Beruntung Sena sudah cukup pandai memasak sejak masih SMP, jadinya tidak merasa kesulitan. Selain itu, meskipun sakit-sakitan dan hipertensinya sering kambuh, Nenek Nuha juga masih sangat baik jika dimintai saran atau semacamnya.
Saat waktu menunjukkan pukul setengah tujuh, kedua pasangan muda itu sudah siap dengan setelan seragamnya.
Nuha berdiri menatap Sena yang tengah terduduk di teras. Sena terlihat tertunduk menahan sesuatu, namun saat Nuha mendekat ternyata gadis itu tengah mengikat tali sepatunya.
"Lo nggak apa-apa?" tanya Nuha terdengar jelas oleh telinga Sena, gadis itupun mendongak setelah menyelesaikan simpul terakhirnya.

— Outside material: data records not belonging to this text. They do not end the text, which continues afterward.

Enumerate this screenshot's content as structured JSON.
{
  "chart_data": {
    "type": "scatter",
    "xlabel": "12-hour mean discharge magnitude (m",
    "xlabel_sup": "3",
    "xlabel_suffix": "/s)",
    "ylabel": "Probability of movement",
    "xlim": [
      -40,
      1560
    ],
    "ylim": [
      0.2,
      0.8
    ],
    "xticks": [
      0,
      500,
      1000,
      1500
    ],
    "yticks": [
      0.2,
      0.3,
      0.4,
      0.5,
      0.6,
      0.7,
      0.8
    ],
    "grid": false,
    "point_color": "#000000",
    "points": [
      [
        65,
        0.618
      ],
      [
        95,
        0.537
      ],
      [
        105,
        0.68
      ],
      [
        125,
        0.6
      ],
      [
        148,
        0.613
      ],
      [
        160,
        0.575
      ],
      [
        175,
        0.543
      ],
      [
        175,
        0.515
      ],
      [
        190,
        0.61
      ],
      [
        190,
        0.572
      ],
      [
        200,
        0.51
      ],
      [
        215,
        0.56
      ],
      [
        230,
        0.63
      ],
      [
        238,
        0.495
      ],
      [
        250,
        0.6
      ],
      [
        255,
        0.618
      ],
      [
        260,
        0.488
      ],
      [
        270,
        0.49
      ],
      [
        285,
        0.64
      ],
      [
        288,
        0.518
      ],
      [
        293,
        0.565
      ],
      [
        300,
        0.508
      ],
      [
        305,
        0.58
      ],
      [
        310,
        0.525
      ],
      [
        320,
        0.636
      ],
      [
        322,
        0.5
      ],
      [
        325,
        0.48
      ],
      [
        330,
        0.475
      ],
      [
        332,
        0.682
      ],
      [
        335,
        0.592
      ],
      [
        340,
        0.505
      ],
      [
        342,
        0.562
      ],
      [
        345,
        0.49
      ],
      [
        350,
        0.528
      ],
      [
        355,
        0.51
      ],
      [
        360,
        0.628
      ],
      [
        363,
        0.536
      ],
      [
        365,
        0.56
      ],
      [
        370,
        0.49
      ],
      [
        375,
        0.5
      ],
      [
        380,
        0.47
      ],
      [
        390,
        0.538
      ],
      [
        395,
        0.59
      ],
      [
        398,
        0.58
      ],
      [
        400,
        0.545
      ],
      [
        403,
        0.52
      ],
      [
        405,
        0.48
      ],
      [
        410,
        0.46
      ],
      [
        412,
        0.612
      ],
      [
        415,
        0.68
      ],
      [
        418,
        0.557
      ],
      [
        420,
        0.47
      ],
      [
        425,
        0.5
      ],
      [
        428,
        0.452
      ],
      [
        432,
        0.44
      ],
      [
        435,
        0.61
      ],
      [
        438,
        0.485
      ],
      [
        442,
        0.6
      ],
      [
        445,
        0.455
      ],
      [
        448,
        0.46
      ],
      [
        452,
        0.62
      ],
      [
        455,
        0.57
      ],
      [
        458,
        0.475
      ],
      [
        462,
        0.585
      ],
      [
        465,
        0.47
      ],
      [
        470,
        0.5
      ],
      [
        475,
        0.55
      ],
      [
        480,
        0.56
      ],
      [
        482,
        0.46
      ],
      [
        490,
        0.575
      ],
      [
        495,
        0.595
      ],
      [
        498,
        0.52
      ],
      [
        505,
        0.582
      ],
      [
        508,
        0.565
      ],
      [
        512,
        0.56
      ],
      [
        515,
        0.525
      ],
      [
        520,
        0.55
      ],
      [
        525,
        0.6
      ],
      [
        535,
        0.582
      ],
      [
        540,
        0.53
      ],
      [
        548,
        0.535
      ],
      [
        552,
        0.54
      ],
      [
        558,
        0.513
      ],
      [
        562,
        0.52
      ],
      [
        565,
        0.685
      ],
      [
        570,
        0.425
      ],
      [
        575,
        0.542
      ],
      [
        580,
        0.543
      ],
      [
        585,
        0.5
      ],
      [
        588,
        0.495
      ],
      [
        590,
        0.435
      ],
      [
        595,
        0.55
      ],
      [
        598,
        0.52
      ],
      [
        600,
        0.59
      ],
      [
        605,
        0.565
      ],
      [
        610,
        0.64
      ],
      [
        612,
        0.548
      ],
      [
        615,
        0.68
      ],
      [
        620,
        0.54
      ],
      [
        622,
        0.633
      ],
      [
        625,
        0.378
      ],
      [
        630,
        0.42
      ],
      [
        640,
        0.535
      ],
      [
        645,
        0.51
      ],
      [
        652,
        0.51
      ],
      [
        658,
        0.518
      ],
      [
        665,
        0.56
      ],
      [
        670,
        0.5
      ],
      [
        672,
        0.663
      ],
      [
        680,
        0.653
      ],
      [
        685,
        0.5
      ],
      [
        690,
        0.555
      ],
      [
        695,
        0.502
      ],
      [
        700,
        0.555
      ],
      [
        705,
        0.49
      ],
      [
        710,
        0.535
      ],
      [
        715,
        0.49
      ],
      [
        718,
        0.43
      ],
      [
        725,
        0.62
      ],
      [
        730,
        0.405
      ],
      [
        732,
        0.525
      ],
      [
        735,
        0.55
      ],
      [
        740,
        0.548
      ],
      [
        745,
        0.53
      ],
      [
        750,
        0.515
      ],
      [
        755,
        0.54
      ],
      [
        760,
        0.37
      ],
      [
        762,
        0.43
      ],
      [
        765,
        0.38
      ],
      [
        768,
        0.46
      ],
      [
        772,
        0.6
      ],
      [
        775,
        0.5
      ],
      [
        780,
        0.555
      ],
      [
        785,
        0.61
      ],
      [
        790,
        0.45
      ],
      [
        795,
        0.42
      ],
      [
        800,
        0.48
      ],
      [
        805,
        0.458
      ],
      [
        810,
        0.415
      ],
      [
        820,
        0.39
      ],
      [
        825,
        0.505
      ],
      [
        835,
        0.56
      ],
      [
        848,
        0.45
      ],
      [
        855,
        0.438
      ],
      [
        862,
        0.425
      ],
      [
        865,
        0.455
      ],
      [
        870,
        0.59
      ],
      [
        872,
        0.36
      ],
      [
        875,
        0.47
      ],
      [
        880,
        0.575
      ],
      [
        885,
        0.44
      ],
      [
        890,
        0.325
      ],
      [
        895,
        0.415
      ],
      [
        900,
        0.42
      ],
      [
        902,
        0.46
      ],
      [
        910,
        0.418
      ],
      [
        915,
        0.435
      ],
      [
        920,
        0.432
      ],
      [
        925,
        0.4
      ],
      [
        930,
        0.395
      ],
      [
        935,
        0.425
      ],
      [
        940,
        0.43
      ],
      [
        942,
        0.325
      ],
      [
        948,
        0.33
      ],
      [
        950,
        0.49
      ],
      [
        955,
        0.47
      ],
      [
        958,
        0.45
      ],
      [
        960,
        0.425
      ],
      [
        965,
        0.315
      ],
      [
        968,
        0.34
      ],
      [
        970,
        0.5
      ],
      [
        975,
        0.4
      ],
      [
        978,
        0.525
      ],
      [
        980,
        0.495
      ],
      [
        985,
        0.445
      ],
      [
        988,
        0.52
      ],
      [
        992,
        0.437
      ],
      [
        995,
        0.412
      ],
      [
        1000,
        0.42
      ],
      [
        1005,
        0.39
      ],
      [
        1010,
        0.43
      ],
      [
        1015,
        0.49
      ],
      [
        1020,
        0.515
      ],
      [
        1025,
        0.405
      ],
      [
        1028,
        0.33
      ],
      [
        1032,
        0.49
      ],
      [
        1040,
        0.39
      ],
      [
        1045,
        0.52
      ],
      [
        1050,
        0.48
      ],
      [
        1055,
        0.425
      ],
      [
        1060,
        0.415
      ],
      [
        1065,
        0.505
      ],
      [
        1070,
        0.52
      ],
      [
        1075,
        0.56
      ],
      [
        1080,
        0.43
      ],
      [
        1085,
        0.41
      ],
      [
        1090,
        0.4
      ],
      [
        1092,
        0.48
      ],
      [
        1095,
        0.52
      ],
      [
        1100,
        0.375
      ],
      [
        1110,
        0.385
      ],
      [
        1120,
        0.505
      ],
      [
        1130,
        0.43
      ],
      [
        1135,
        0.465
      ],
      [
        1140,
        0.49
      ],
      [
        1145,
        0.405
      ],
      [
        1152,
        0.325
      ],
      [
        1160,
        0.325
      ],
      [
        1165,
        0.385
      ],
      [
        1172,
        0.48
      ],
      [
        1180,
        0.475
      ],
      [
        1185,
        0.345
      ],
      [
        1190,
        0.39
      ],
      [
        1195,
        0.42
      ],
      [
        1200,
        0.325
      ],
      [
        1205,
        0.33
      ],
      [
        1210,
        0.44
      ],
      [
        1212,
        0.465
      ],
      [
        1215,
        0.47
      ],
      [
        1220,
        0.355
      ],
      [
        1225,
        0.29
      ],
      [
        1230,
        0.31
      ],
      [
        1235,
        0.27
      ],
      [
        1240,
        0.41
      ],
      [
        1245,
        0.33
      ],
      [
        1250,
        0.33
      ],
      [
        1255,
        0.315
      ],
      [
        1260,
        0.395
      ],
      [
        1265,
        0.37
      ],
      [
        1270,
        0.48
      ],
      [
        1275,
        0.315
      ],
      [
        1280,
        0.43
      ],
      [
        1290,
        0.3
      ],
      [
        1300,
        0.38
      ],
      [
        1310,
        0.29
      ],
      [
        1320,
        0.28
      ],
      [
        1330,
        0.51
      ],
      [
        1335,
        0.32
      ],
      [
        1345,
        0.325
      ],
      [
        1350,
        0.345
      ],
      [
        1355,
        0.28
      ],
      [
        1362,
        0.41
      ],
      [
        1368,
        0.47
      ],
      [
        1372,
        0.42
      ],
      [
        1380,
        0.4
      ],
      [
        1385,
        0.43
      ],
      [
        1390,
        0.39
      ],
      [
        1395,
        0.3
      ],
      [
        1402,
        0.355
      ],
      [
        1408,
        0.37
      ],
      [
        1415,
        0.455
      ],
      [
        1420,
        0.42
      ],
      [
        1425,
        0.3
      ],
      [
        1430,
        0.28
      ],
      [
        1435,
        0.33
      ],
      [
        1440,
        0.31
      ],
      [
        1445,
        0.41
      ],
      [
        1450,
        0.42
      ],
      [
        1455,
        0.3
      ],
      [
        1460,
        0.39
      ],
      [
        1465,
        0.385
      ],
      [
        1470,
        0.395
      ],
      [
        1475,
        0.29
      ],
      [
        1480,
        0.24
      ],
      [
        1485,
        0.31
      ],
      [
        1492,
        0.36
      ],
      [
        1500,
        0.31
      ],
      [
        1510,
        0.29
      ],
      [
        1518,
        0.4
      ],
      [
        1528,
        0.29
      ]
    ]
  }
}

Terlihat Nuha tengah menatapnya lekat, Sena menggelengkan kepala menandakan jika dirinya tidak apa-apa. Walau nyatanya perut bagian bawahnya sangat terasa nyeri sekarang ini.
Sena segera bangkit saat melihat kendaraan ojek online memasuki pekarangan rumah.
"Gue duluan ya," pamitnya segera pada Nuha yang juga sudah bersiap membawa helm sepeda motornya.
Keduanya memang tidak pernah berada dalam satu kendaraan yang sama, tetapi Nuha selalu berada tepat di belakang Sena tiap kali berangkat atau pulang sekolah.
Sebelum itu, Nuha tidak membiarkan istrinya lepas begitu saja.
"Kenapa?" Kedua alis Sena bertaut menatap Nuha, juga pergelangan tangannya yang pria itu cekal sambil menunggu jawaban.
Nuha mengambil sesuatu dari dalam saku celananya. "Buat bayar ojek," katanya menyodorkan beberapa lembar uang untuk Sena.
"Gue ada, udah ini simpan aja buat beli sayur besok pagi." Sena mendorong pelan tangan Nuha, bermaksud untuk menjauhkan uang itu dari dirinya.
"Ambil."
Sena menggelengkan kepala dan mundur menjauhi Nuha sembari mengatakan,"Gue ambil besok, jangan maksa. Gue kalo lagi bulanan kaya banteng, gampang ngamuk liat yang merah-merah."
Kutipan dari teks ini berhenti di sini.